El escritor y periodista Javier Reverte ha presentado Un otoño romano, su último libro de viajes, publicado el pasado 9 de octubre y editado por Plaza & Janés. En este libro, cuya intención, en palabras del propio autor,  quiere “ir acercando a los lectores a mi viaje, que es similar a un proyecto amoroso, porque voy contando cómo me enamoré de Roma día a día y cómo ese amor me iba sorprendiendo”, Reverte escribe a modo de diario su “recorrido personal” por la ciudad de Roma, en la que vivió durante tres meses para conocer su arquitectura, su historia y su gente.

Utilizando la forma de diario, como hicieron Goethe o Stendhal y muchos otros escritores que han visitado y escrito sobre Roma, Javier Reverte nos ofrece en estas páginas su visión de “la ciudad de las ciudades”. Sobre su viaje a la capital italiana, Reverte ha comentado:  “Roma es una ciudad que nunca terminas de descubrir, te sorprende siempre que caminas por sus calles, y de alguna manera creo que se esconde para que el visitante la vaya conociendo poco a poco”.

Según ha explicado el escritor, Roma es una ciudad con mucho arte por todas partes.
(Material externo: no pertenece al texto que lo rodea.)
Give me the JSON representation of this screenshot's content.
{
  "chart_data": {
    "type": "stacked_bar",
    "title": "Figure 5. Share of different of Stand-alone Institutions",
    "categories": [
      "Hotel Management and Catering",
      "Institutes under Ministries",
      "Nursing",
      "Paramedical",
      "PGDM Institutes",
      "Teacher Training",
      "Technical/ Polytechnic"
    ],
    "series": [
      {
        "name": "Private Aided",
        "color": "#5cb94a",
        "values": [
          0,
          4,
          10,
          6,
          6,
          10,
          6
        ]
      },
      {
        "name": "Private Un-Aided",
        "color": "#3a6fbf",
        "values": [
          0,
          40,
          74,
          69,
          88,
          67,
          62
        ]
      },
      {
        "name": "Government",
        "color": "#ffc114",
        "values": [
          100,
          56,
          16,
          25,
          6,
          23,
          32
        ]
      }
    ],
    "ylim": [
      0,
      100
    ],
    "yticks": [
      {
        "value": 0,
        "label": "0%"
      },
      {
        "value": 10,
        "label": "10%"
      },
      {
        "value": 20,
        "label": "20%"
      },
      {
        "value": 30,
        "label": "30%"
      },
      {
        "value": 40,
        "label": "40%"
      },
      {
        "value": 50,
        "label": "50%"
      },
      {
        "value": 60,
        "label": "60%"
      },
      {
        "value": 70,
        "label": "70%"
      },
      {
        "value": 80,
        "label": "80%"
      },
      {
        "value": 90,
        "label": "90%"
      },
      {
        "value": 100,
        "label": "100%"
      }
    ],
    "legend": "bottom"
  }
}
Reverte también ha subrayado que durante su estancia fue descubriendo grandes pinturas en espacios escondidos de toda la capital italiana.Reverte también ha reivindicado la importancia de viajar para el ser humano, porque es una manera de “vivir una pequeña aventura” y “conocer otras realidades”.

En su estilo inimitable, que mezcla pasión, cultura, historia, poesía, humor y ternura, Reverte traza un retrato de la Ciudad Eterna que hace de éste uno de los grandes libros escritos sobre esta ciudad.

En palabras de Javier Reverte:

Cierro los ojos: intento imaginar una noche festiva en este Coliseo, con las hogueras ardiendo junto a los templos y los cantos que celebran a los dioses. O los días luminosos en que los emperadores regresan de las batallas triunfales y desfilan con sus legiones bajo los arcos, entre el clamor del pueblo. Antes del nacimiento de Nueva York, el ser humano no había emprendido una tarea urbana tan colosal y ambiciosa como fue la construcción de Roma. Y ahí quedan sus rastros.